Quarantine was published by Viking in 1997 and was shortlisted for the Booker Prize. The premise: several people are simultaneously undertaking forty-day fasts in caves in the Judean desert. Among them is a figure called Jesus — Galilean, young, devout — but also Musa, a fat merchant left for dead by his caravan; Marta, a barren woman seeking fertility; and Aphas, an old man seeking a visionary death.
Crace’s Jesus is not divine. He is a young man of intense conviction who goes into the desert seeking God and finds only hunger, hallucination, and death. (Crace has said he conceived the novel as answering the question: what would actually happen to a man who fasted for forty days in the desert? The answer: he would die.) The other characters, particularly Musa — a monstrous figure of appetitive vitality who exploits the fasters while they weaken — provide a counterpoint to Jesus’s self-abnegation.
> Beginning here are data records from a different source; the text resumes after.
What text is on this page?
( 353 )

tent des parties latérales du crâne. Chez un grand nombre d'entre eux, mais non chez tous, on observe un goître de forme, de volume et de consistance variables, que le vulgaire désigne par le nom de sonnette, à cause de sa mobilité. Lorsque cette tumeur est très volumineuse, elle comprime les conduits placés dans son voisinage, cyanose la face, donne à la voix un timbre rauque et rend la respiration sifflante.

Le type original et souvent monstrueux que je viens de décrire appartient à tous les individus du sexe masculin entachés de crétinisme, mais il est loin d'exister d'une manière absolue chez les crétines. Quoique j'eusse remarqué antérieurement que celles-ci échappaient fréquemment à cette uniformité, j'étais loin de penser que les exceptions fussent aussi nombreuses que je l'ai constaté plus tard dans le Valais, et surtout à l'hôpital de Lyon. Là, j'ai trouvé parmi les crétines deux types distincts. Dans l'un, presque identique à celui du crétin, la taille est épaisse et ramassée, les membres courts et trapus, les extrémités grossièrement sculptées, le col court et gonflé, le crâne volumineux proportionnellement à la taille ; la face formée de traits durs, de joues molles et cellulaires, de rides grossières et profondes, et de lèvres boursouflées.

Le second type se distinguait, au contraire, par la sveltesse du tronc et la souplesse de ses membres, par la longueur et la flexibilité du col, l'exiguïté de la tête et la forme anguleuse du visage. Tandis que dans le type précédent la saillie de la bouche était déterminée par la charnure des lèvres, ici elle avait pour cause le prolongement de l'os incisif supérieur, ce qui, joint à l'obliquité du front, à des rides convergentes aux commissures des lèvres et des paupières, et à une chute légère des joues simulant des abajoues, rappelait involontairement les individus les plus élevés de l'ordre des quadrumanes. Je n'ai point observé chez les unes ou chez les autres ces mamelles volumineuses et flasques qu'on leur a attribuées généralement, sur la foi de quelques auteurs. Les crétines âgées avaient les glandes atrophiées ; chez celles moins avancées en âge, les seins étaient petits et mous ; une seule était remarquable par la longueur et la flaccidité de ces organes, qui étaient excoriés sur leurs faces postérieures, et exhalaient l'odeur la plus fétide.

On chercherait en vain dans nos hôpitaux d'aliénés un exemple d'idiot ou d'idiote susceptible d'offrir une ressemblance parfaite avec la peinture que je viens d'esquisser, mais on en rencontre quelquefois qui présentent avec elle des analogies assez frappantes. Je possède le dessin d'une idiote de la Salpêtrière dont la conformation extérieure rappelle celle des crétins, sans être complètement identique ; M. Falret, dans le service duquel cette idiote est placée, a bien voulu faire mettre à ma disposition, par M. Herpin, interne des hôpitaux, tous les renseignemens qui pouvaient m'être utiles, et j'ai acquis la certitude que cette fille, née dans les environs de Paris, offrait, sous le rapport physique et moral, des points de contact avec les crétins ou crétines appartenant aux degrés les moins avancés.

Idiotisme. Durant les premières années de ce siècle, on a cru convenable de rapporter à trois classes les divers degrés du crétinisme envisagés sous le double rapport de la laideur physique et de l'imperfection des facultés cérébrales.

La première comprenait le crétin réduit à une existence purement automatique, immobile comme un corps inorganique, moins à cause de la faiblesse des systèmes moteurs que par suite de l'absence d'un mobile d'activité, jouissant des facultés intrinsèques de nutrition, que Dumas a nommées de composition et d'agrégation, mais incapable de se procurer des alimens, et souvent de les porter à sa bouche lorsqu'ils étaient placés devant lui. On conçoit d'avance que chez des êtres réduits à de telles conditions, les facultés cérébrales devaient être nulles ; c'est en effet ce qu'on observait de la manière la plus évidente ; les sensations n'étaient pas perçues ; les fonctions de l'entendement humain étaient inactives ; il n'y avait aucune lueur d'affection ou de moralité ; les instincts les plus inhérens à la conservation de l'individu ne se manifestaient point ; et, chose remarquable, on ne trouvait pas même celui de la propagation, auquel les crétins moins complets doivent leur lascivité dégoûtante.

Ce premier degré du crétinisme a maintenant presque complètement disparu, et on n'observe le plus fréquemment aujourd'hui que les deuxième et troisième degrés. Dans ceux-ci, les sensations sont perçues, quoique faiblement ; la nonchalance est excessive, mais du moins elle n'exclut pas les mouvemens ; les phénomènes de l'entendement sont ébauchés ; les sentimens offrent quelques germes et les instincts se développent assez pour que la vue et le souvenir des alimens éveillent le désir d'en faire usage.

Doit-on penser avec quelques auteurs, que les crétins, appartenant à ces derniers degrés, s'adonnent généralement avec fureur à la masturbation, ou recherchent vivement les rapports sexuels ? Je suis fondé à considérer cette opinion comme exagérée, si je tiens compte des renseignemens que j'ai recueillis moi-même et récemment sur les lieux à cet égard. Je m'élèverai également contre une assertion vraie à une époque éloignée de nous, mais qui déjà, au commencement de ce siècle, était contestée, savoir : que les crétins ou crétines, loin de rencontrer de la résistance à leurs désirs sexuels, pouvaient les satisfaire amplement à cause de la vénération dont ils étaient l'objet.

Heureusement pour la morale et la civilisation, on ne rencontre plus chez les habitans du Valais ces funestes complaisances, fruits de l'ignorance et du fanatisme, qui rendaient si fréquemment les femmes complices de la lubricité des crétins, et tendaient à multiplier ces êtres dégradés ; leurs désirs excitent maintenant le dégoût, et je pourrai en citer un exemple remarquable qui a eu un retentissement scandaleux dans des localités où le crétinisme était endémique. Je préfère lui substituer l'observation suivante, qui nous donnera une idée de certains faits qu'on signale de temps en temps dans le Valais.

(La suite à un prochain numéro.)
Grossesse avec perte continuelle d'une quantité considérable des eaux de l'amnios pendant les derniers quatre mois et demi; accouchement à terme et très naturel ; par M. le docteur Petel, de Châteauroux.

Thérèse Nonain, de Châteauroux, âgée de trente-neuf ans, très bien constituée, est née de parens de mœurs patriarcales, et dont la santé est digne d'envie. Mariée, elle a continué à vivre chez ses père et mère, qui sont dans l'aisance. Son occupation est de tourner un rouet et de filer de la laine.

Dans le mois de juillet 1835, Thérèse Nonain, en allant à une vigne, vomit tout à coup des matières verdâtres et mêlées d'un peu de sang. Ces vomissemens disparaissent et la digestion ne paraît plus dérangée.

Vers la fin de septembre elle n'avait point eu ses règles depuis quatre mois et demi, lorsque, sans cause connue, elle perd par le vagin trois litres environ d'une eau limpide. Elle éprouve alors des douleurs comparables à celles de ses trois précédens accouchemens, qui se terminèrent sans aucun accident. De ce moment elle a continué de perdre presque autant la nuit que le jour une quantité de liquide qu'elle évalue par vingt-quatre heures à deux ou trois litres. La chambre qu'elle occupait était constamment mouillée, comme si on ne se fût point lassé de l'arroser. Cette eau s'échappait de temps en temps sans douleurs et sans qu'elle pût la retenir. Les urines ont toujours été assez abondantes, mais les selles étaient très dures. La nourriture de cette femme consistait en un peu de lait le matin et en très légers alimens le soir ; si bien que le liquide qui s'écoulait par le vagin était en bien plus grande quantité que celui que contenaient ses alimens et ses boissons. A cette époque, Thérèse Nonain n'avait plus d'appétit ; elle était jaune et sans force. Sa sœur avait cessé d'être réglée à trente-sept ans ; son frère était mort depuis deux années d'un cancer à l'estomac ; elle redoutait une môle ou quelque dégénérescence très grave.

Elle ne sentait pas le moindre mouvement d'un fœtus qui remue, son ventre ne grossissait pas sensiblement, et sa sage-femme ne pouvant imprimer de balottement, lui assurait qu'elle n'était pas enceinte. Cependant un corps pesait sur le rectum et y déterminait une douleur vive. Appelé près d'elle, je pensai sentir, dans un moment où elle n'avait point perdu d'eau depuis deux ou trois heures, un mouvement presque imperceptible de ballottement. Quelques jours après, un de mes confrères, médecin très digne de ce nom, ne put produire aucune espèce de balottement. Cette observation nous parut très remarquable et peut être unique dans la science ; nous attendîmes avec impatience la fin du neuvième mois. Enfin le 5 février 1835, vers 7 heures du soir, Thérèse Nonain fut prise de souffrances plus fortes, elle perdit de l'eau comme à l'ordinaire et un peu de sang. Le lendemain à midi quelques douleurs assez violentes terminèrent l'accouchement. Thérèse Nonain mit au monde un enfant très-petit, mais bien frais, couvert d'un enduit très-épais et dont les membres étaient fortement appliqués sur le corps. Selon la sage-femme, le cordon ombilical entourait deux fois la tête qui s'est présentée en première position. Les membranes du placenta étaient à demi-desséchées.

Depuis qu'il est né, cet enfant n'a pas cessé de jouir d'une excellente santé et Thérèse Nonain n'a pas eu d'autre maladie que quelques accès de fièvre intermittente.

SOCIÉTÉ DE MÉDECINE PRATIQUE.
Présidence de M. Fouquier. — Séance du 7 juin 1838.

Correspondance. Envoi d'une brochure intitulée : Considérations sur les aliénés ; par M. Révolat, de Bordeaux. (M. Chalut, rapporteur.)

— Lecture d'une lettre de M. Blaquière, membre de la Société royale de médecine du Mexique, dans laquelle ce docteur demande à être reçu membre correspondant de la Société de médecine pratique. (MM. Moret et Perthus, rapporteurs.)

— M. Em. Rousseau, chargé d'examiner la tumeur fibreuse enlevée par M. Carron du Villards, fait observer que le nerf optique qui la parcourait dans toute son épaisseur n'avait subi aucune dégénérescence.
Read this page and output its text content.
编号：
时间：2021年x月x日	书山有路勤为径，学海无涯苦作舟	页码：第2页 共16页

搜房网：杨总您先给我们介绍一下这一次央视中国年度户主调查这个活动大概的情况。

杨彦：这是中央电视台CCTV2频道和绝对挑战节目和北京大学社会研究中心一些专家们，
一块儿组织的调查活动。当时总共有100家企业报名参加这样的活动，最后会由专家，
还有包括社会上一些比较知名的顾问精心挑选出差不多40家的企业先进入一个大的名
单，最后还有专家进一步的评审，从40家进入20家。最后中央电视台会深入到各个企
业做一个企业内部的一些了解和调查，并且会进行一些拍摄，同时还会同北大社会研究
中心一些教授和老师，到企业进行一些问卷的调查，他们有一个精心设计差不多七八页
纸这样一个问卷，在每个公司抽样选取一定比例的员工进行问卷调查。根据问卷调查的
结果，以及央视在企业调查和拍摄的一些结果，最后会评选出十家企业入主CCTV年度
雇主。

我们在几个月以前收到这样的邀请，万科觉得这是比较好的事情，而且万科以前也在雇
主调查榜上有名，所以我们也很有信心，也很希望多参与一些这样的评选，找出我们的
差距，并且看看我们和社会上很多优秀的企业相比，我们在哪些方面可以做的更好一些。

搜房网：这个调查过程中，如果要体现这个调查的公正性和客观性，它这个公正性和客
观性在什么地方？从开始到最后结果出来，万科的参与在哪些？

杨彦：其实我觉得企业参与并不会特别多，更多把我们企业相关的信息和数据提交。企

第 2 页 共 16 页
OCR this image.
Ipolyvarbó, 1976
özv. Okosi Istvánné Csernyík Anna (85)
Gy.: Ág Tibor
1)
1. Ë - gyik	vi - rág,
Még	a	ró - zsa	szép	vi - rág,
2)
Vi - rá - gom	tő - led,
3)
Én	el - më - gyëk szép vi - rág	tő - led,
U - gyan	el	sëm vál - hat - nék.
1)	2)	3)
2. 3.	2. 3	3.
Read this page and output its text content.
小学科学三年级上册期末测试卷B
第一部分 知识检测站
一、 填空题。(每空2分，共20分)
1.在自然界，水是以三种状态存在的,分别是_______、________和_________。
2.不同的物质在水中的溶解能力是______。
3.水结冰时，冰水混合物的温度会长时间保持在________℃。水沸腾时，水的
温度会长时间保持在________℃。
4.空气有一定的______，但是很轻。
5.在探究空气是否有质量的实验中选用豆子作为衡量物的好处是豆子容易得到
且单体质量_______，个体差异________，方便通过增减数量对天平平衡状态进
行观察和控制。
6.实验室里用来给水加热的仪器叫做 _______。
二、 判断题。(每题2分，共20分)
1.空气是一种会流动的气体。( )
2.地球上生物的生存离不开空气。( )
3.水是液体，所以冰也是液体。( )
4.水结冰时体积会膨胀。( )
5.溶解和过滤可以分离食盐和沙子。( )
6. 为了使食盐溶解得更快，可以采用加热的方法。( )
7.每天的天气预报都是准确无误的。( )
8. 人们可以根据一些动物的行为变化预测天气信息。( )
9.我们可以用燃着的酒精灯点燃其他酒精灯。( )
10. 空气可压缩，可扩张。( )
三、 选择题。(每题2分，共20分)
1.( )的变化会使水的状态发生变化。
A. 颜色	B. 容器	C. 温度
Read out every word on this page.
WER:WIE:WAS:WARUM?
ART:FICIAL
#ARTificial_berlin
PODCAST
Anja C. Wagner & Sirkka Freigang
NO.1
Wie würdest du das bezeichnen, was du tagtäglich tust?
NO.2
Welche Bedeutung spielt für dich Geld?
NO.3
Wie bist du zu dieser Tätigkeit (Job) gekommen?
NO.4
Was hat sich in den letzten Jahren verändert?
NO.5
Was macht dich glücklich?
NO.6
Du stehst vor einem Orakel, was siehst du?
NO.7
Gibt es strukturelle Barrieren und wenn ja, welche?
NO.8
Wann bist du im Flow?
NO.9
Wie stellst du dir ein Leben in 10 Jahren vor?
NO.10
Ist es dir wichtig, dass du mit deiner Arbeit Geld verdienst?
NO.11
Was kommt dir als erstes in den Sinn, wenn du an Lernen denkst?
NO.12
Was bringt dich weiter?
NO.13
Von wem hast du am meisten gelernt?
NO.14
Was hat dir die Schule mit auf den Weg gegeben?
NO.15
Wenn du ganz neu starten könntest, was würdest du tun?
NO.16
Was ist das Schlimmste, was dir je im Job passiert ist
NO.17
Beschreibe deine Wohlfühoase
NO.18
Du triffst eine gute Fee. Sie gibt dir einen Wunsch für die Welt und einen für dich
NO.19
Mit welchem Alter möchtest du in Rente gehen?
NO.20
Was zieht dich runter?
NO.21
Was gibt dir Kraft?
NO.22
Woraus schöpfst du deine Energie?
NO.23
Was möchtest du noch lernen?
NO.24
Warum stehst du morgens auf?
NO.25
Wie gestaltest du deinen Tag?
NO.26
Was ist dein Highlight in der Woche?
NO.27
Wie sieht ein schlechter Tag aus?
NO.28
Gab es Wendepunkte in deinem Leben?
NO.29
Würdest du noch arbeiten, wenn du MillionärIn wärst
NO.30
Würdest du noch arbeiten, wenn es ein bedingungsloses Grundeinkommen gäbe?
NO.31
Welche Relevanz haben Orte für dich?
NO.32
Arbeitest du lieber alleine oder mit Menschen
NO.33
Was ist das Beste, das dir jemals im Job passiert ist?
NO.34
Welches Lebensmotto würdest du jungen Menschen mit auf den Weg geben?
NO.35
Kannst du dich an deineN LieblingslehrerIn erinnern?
The novel is profoundly materialist: it presents the desert landscape with Crace’s characteristic physical precision — heat, stone, dust, the behavior of starving bodies — and refuses to grant the spiritual interpretations that tradition places on the story. What remains after the divine is stripped away is not nothing but something harder: the human capacity for self-sacrifice without reward, meaning-making without transcendence.
Collecting Quarantine
First edition (Viking, London, 1997): Cloth with dust jacket. Booker Prize shortlist.